Los ministros de ZP, es vox populi, son meros ejecutores de sus políticas, y de ahí su nombramiento de alguna de las personas más simples y necias que hayan obtenido nunca un cargo público. ZP, como el rey Sol, lo es todo, es el alfa y la omega del socialismo español, de la clase obrera, de los intelectuales comprometidos, sobre todo de una buena corte de afanadores que se refugian en sus inmediaciones para llenarse los bolsillos con cualquier motivo.
Los partidos se han convertido en un mero decorado, y podrían ser sustituidos con ventaja por coros de vociferantes a sueldo, porque detrás de sus imágenes no hay nada que no hayan decidido sus líderes, normalmente en soledad, raras veces en compañía de otros.

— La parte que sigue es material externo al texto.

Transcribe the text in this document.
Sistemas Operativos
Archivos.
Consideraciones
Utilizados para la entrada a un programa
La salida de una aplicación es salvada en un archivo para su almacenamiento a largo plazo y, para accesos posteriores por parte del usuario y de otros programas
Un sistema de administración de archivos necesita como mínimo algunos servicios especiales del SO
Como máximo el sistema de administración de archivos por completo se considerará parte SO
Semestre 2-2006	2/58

¿Se puede dar la vuelta a esta situación? ¿Es posible hacerlo mediante cambios en las leyes? Sin negar la conveniencia de ciertos cambios, como es común en cualquier democracia, creo que la hora presente exige valor cívico y responsabilidad personal. La democracia española está en un estado lamentable, secuestrada por muy pocos, con la pasiva sumisión de muchos, reducida a oscuras maniobras de palacio. Esto se arreglaría si los parados, y los que todavía no lo están, dejasen de consentir a los sindicatos lo que hacen, si los electores exigiesen a los políticos que no se olviden de sus problemas, si los periodistas impidieran que su trabajo se convierta en mera propaganda, si los intelectuales dejasen de avalar tanta mercancía averiada, etc. La democracia es el pueblo atento, los ciudadanos exigiendo a los poderes públicos. Estamos muy lejos de eso, pero no podremos echarle a nadie la culpa si la libertad vuelve a abandonarnos por largo tiempo.